"Nowa propozycja Ministerstwa Finansów w żadnym wypadku nie załatwia sprawy, to kosmetyka, a nie rozwiązanie problemu" - napisał Pawlak w "komentarzu do informacji o projekcie podniesienia stawki VAT dla nektarów na 8%, a napojów z min. 20% zawartości soku/przecieru na 23%".
"Po pierwsze - nektary stanowią najmniejszą część w strukturze spożycia (12%), a napoje z dodatkiem soku owocowego aż 50%, więc propozycja 8% VAT dla nektarów i 23% VAT dla napojów w żaden sposób nie niweluje negatywnych skutków zmian, czyli m.in. spadku zapotrzebowania polskiego przemysłu napojowego na owoce i warzywa (co odbije się negatywnie na polskich sadownikach), czy obciążenia konsumentów, którzy za wysokiej jakości napoje owocowe będą musieli zapłacić znacznie więcej" - wskazał prezes KUPS.
Po drugie - celem Ministerstwa Finansów miało być uproszczenie stawek - a obecnie zamiast jednej stawki VAT, która obowiązywała dla soków, nektarów i napojów owocowych w wysokości 5% - wprowadza się trzy stawki - 5% (soki), 8% (nektary), 23% (napoje), dodał.
"Myślę, że celem wprowadzenia tak drastycznie wysokiej stawki VAT na napoje z dodatkiem soku owocowego, jest nic innego, jak pokrycie niedoboru w budżecie z powodu obniżenia stawki VAT dla wielu innych kategorii produktów.

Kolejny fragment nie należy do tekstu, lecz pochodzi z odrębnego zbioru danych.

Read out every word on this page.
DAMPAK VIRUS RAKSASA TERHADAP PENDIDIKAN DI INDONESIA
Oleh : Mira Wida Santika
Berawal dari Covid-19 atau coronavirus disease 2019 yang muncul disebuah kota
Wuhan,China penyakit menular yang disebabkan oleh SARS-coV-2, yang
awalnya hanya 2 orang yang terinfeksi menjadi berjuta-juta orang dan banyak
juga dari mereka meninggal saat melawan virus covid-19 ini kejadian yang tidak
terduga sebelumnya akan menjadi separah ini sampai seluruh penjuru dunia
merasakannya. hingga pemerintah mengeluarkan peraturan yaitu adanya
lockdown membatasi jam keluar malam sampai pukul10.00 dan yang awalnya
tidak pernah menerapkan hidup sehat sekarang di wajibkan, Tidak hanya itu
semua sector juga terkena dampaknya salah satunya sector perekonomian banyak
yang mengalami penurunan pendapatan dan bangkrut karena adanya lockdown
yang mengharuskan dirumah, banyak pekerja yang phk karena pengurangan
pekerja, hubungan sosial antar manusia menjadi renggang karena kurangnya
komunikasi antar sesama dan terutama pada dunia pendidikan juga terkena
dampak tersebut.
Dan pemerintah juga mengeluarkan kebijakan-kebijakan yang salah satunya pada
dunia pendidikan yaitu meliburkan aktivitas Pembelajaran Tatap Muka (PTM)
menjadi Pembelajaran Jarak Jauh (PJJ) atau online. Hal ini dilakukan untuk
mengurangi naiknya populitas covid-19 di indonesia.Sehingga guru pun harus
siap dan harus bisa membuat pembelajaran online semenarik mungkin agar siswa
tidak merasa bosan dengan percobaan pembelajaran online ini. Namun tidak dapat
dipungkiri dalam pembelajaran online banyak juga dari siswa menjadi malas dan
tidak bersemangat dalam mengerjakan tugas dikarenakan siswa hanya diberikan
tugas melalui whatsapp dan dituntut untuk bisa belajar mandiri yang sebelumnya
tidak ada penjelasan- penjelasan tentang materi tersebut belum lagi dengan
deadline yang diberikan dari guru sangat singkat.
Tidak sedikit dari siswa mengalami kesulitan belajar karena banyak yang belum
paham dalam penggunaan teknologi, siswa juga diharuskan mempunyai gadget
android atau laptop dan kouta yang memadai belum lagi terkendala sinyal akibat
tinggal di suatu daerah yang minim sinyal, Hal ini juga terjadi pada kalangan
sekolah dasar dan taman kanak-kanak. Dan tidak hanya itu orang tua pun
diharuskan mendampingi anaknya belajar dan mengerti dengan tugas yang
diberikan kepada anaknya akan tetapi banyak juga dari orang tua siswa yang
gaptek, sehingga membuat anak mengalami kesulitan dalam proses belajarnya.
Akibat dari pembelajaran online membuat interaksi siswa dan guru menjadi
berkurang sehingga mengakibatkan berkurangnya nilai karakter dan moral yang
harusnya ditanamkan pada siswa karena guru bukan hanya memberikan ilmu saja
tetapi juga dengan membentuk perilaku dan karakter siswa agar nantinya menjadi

Przecież ktoś za to musi zapłacić? Pytanie dlaczego mają to zrobić polscy rolnicy, sadownicy i polskie firmy. Dlaczego ta, tak ściśle związana z polską gospodarką branża, ma sfinansować ulgi dla innych? Mam nadzieję, że ta propozycja zostanie przemyślana i zweryfikowana, ponieważ mocno uderza w interesy polskiego sadownictwa, polskich producentów i konsumentów" - podsumował Pawlak.
Minister finansów Teresa Czerwińska zapowiedziała wczoraj, że rozwiązanie kwestii VAT może polegać na tym, że stawką 5% objęty byłby "czysty sok", 8% - nektary, a 23% - napoje.